Activist Chanel Contos urges 'opt-in' approach to algorithms as key next step to protect children
Now that the social media ban is becoming law, youth safety activist Chanel Contos wants to target the hidden algorithms harvesting our data.
With the social media ban coming into force this week, Australia’s next world-leading step in protecting young people online should be enforcing an opt-in function on tech giants for damaging algorithms, says a leading safety activist.
Teach Us Consent chief executive Chanel Contos said an algorithm opt-in would “keep the momentum going” in the wake of the federal government’s world-first social media ban for children aged under 16, which takes effect on December 10.
Ms Contos is spearheading the Fix Our Feeds campaign, which is lobbying the federal government to make social media platforms switch off their automatic algorithms and give users the freedom to opt in if they choose.
The European Union allows social media users to opt out of receiving recommendations but no country has an opt-in policy.
“The idea of Fix Our Feeds is to bring informed and affirmative consent to our screens,” said Ms Contos, whose Teach Us Consent movement saw mandated consent education introduced in all Australian schools in 2023.

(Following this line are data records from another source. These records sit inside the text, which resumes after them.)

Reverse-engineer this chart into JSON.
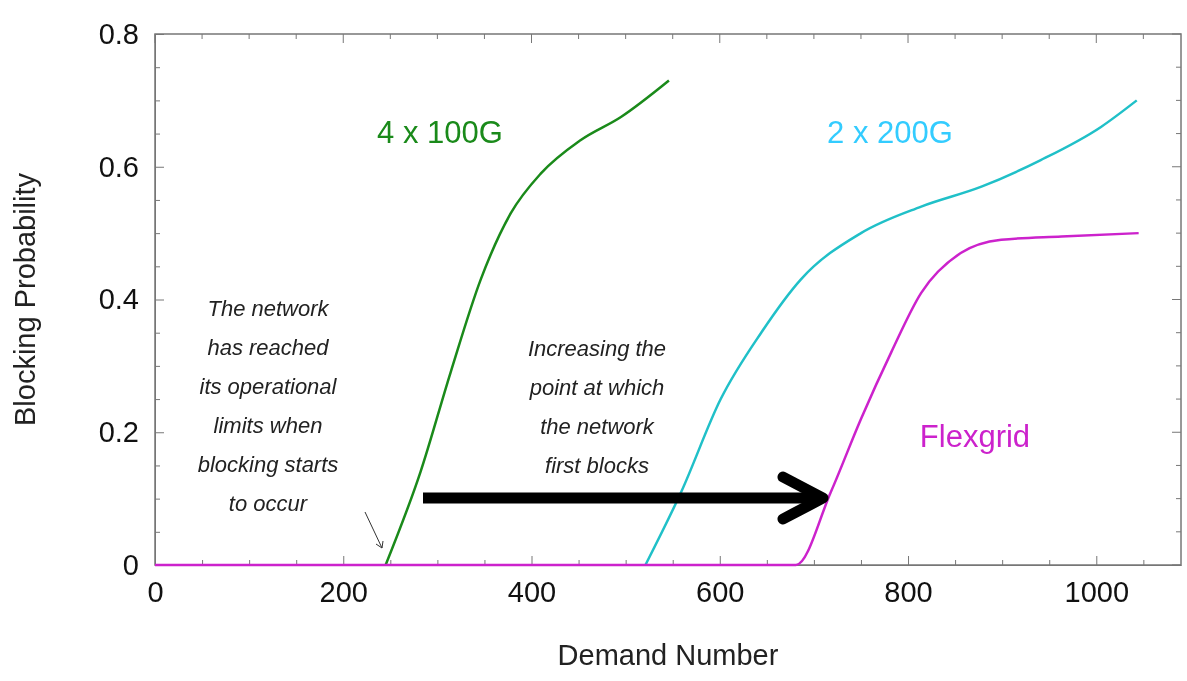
{
  "chart_data": {
    "type": "line",
    "xlabel": "Demand Number",
    "ylabel": "Blocking Probability",
    "xlim": [
      0,
      1090
    ],
    "ylim": [
      0,
      0.8
    ],
    "xticks": [
      0,
      {
        "value": 50,
        "label": null
      },
      200,
      {
        "value": 100,
        "label": null
      },
      {
        "value": 150,
        "label": null
      },
      {
        "value": 250,
        "label": null
      },
      {
        "value": 300,
        "label": null
      },
      {
        "value": 350,
        "label": null
      },
      400,
      {
        "value": 450,
        "label": null
      },
      {
        "value": 500,
        "label": null
      },
      {
        "value": 550,
        "label": null
      },
      600,
      {
        "value": 650,
        "label": null
      },
      {
        "value": 700,
        "label": null
      },
      {
        "value": 750,
        "label": null
      },
      800,
      {
        "value": 850,
        "label": null
      },
      {
        "value": 900,
        "label": null
      },
      {
        "value": 950,
        "label": null
      },
      1000,
      {
        "value": 1050,
        "label": null
      }
    ],
    "yticks": [
      0,
      {
        "value": 0.05,
        "label": null
      },
      {
        "value": 0.1,
        "label": null
      },
      {
        "value": 0.15,
        "label": null
      },
      0.2,
      {
        "value": 0.25,
        "label": null
      },
      {
        "value": 0.3,
        "label": null
      },
      {
        "value": 0.35,
        "label": null
      },
      0.4,
      {
        "value": 0.45,
        "label": null
      },
      {
        "value": 0.5,
        "label": null
      },
      {
        "value": 0.55,
        "label": null
      },
      0.6,
      {
        "value": 0.65,
        "label": null
      },
      {
        "value": 0.7,
        "label": null
      },
      {
        "value": 0.75,
        "label": null
      },
      0.8
    ],
    "grid": false,
    "marker": "none",
    "line_style": "solid",
    "series": [
      {
        "name": "4 x 100G",
        "color": "#1a8a1a",
        "x": [
          245,
          282,
          314,
          346,
          378,
          410,
          452,
          495,
          546
        ],
        "values": [
          0,
          0.14,
          0.29,
          0.43,
          0.53,
          0.59,
          0.64,
          0.675,
          0.73
        ]
      },
      {
        "name": "2 x 200G",
        "color": "#20c0c8",
        "x": [
          521,
          559,
          601,
          644,
          686,
          750,
          814,
          878,
          941,
          1005,
          1043
        ],
        "values": [
          0,
          0.11,
          0.25,
          0.35,
          0.43,
          0.5,
          0.54,
          0.57,
          0.61,
          0.66,
          0.7
        ]
      },
      {
        "name": "Flexgrid",
        "color": "#cc22cc",
        "x": [
          0,
          681,
          718,
          750,
          782,
          814,
          856,
          899,
          963,
          1045
        ],
        "values": [
          0,
          0,
          0.11,
          0.22,
          0.32,
          0.41,
          0.47,
          0.49,
          0.495,
          0.5
        ]
      }
    ],
    "annotations": [
      "The network has reached its operational limits when blocking starts to occur",
      "Increasing the point at which the network first blocks"
    ]
  }
}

“We’ll then be able to turn our algorithms on and off whenever we want with a setting switch, essentially. We see it as an important next step. I do think that this policy change would be a really great accompanying policy to the social media delay because it would then provide a softer landing on social media for young people once they turn 16.
“It would mean that the first thing they do on social media is go and find their friends … and that’s what was most fun about social media.”
Ms Contos said the Fix Our Feeds campaign was being driven by worrying trends of misogynistic and violent content appearing in the algorithms of boys and young men.
“We’re concerned with rising misogyny, particularly in young boys and men, because we know that misogynistic content is being propagated to them on social media,” she said.
“As quickly as under 23 minutes of sign up, they’ll be sent to this sort of content.”
Ms Contos said the toxic trend was being reflected in rising sexual violence by teenage boys, who now made up 10 per cent of all abusers and were the “most likely perpetrator of child sexual abuse in Australia”.
“Teenage girls are most likely to be abused by their current or former boyfriends now,” she said.
“We can’t ignore these worsening statistics and this reinstation of misogynistic attitudes.”
Algorithms also exposed impressionable young women to concerning posts about body image.
“All you need to do is watch one video of ‘this is what I ate in a day’ and that … can take you down a really bad pipeline,” said Ms Contos, who has returned to Australia after finishing her masters in public policy at Oxford University in the UK.
“The opt-in algorithm is a way to have more control over the content you consume because you can actively still explore the internet, you can follow the hashtag you want, we just truly believe that a lot of kids won’t actively follow harmful content because they won’t think about it unless it’s given to them.”
An open letter urging Prime Minister Anthony Albanese to back the Fix Our Feeds campaign and give social media users control over their data has attracted 5000 signatures, including former prime minister Malcolm Turnbull, professional boxer Harry Garside, TV host and podcaster Abbie Chatfield and NSW Women’s Safety Commissioner Dr Hanna Tonkin.